I had an epiphany when I was young that ruined fun runs forever: for less than $25, I could buy a t-shirt without an insurance agent’s logo on it and run 5 kilometers any time I wanted. All I really had to do was run 2.5 kilometers from my house, and then turn around. I could even time myself and pour water from a paper cup on my head like a true athlete.

I shared this insight with my wife, who was less than impressed, but the marriage certificate ink was dry by that point. She has this crazy notion that the fun part about the fun run is doing it with a group.

So there are a lot of things I don’t get, and among those many things are most formalities, and all this explains why my wife thinks it’s important for our kids to go to all fifty states, and why I’d rather like to take fifty trips to places that aren’t a gas station just over the border in Maine.

My oldest kid decided to take a term off of school. In a fit of some real-Generation-Z-level narcissism and laziness, she took a few weeks from organic chemistry and physiology classes to focus on the MCAT. (Damn kids, right?)

When the test was over, she didn’t want to sit around the house watching Netflix like a normal person who has given up. She wanted to cross off some states. She had thirteen states left, and nine of them touched. Alaska, Delaware, New Jersey, and West Virginia were going to have to wait. It was time to hit America’s bowling alley—all the states stacked on top of Texas.


The Itinerary

Here was the plan.

  • Day One. Fly into Minneapolis, cross the boarder into Wisconsin, come on back, and sleep in the Twin Cities. (We’d be bedding down with Minneapolis, which is the hot twin. St. Paul is the twin who reads more, and you’d probably rather date if you’re the kind of person that takes a Moleskine to a coffee shop.)

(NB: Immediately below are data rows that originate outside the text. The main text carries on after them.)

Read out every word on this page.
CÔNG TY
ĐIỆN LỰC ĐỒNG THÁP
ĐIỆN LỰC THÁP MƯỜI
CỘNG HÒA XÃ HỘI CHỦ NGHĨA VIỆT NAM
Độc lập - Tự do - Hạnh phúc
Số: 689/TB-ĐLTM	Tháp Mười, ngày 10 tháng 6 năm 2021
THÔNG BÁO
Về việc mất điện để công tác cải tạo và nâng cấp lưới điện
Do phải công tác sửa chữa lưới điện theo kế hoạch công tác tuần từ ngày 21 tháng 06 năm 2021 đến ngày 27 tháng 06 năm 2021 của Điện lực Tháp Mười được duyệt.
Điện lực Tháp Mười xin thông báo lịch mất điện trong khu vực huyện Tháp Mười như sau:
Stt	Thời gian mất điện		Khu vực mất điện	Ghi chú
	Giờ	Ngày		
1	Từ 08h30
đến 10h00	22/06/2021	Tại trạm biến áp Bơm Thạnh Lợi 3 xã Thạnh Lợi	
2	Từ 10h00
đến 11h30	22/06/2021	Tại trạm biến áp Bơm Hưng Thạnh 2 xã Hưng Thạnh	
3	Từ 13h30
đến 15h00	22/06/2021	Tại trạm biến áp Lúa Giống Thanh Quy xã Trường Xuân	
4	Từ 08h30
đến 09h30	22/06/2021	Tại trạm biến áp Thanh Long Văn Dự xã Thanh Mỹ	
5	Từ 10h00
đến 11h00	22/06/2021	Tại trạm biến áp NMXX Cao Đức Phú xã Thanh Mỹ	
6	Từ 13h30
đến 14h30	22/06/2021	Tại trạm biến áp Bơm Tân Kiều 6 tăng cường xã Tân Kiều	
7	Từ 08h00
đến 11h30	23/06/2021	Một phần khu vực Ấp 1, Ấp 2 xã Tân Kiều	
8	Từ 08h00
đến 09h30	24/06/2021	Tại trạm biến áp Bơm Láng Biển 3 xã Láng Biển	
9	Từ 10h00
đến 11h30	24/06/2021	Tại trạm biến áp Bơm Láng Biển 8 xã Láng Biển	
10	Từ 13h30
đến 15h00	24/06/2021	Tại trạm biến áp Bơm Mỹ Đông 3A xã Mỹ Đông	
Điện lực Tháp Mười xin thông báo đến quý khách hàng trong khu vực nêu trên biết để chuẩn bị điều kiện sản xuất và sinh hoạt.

  • Day Two. Lunch in Minneapolis, dinner in Fergus Falls, and hunker down in Whapeton, ND.

  • Day Three. Drink deeply from Whapeton’s chalice, then cross into South Dakota which promised the world’s largest hairball and only corn palace, plus an animatronic Lincoln that used sprinkler pipe for an arm. (This did not disappoint.) Sleep in Sioux Falls.

  • Day Four. Pause a moment to see nature’s grandeur, and then go to more weird shit, including a place in an industrial park with a bunch of hearses, a weiner house, and a replication of Davinci’s Last Supper carved in wood by a Mailman. Stay in Omaha.

  • Day Five. A good day for big art and big locomotives. We’d also stop at a mental hospital and sleep at a Great Wolf Lodge in Kansas City. (I preferred the mental hospital.)

  • Day Six. Did you know the guy who made those bug eyed Precious Moments kids created a park with a chapel? I did. We also saw what billionaires do with their leftover billions in Bentonville, AR.

  • Day Seven. A great day for seeing a whale a man gave to his wife, visiting the center of the universe, seeing the most uncomfortable tour guide of my life navigate a racial tragedy, forcing myself into a bowling alley, and getting kicked out of a Motel 6 in McAlester, OK.

  • Day Eight. Drive to DFW to drop off my perfect wife, stop at the most Texas place I’ve ever been, and take in some potty art. Sleep in Arlington.

  • Day Nine. If you have young kids, you’re going to end up at Six Flags. That’s just the way it is.

  • Day Ten. A perfect day to discover things. Like what’s all the fuss with Whataburger about, whether or not the Stockyards in Forth Worth can entertain you from the time you’re kicked out of your hotel room until you have to return the rental car, and whether in Texas the called Texas Roadhouse just “Roadhouse.” Could the internet have answered these questions? Yes, it can and should have.